The tally of foreign votes was sent to Russia, he said, and were included in the overall count.
Prime Minister Vladimir Putin won, as expected, though there have been accusations of flaws in the electoral process. Putin had given up the presidency four years ago due to term limits, but became prime minister then. His efforts have been met with mass demonstrations in opposition to his candidacy and his election to the top spot on Sunday.
Voters at the Klein were mostly anti-Putin, said several observers. Victoria Faykin, a Klein JCC vice president who oversees Russian programming and was present for some of the voting, said most of those who showed up said they would vote for the opposition candidate, billionaire Mikhail Prokhorov, who came in third in the national election with only 8 percent of the vote.
Typical of the anti-Putin sentiment at Klein was Boris Vershovsk, 86, a native of St. Petersburg, who called Putin "a criminal." A few days before he cast his vote, he said he would probably vote for Prokhorov. "In any case, not Putin, never ...," he added, his voice trailing off.

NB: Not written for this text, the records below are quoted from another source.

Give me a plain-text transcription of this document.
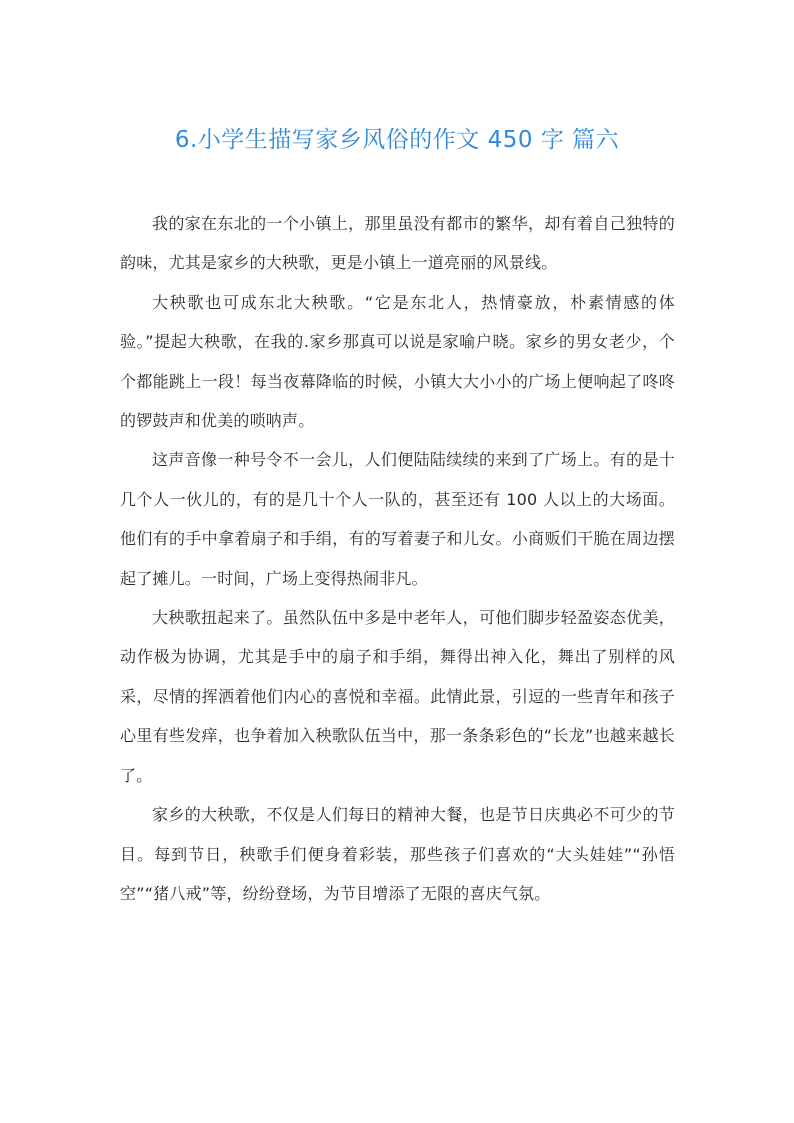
6.小学生描写家乡风俗的作文 450 字 篇六

我的家在东北的一个小镇上，那里虽没有都市的繁华，却有着自己独特的韵味，尤其是家乡的大秧歌，更是小镇上一道亮丽的风景线。

大秧歌也可成东北大秧歌。“它是东北人，热情豪放，朴素情感的体验。”提起大秧歌，在我的.家乡那真可以说是家喻户晓。家乡的男女老少，个个都能跳上一段！每当夜幕降临的时候，小镇大大小小的广场上便响起了咚咚的锣鼓声和优美的唢呐声。

这声音像一种号令不一会儿，人们便陆陆续续的来到了广场上。有的是十几个人一伙儿的，有的是几十个人一队的，甚至还有 100 人以上的大场面。他们有的手中拿着扇子和手绢，有的写着妻子和儿女。小商贩们干脆在周边摆起了摊儿。一时间，广场上变得热闹非凡。

大秧歌扭起来了。虽然队伍中多是中老年人，可他们脚步轻盈姿态优美，动作极为协调，尤其是手中的扇子和手绢，舞得出神入化，舞出了别样的风采，尽情的挥洒着他们内心的喜悦和幸福。此情此景，引逗的一些青年和孩子心里有些发痒，也争着加入秧歌队伍当中，那一条条彩色的“长龙”也越来越长了。

家乡的大秧歌，不仅是人们每日的精神大餐，也是节日庆典必不可少的节目。每到节日，秧歌手们便身着彩装，那些孩子们喜欢的“大头娃娃”“孙悟空”“猪八戒”等，纷纷登场，为节目增添了无限的喜庆气氛。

According to Faykin and other observers, the demeanor of the room at the Klein was "very orderly, quiet, not a lot of chatter."
Voters were registered in longhand and then given a paper ballot, which was eventually placed in a box.
Faykin said that the majority of the voters were 60 years old and up, but there had been a flurry of younger voters -- "people with children and some in their 20s" -- in the afternoon.
She said that, old or young, they all appeared to have a sense of purpose.
"I've been here since 1997," she said. "I'm an American. I care about what happens in the American elections. This does not interest me. But even my mother voted, and told me she thought it was important."